MOODY'S Investors Services has cut growth projections for many Asia-Pacific countries given subdued global growth, weak demand from China and a commodities slump, all of which are weighing on export revenue, growth and fiscal balances.
Nevertheless, the sovereign credit profiles of Asia-Pac countries are resilient to lower growth as most credit indicators namely government debt and balance of payments ratios remain in line with its assumptions and within the range for each sovereign's peer group, said Moody's in a statement.
In the agency's latest report "Asia Pacific Sovereigns: Credit Profiles Resilient to Slowing Exports, Subdued Domestic Demand", Moody's said that domestic demand in most Asia-Pac countries was unlikely to offset the effect of slower global growth, partly because an anticipated investment boost from government infrastructure spending has not materialised in some cases.
In addition, households are saving more of their income gains from lower energy costs than previously expected, despite monetary easing by central banks in the region.
"Market volatility and political risk are also weighing on confidence," it added.
Although the growth in Asia is slowing from high levels, the report said that on average, it was still stronger than most other regions.
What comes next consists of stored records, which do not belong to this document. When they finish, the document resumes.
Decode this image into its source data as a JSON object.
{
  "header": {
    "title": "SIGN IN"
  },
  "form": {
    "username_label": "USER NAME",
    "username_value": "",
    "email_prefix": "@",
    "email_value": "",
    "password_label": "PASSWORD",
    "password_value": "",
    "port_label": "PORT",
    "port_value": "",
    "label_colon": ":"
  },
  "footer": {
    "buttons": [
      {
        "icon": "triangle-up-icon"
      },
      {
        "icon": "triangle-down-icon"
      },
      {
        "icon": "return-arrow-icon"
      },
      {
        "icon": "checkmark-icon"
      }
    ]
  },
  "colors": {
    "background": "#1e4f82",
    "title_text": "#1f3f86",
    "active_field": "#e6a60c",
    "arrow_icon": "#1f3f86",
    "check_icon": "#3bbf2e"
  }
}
The risk of deflation at this point is minimal, while lower oil prices have supported current account and fiscal positions in many Asian countries, offsetting the risks from slower growth and external financial volatility.
Moody's expects the pressures on exchange rates and reserves in many Asian countries to continue as international markets respond to slower emerging market growth and the looming rate hike in the US.
"Nevertheless, the negative sovereign credit implications of such pressures are limited by currency flexibility, and reserve levels that are significantly higher in Asia than during the late 90s," it added.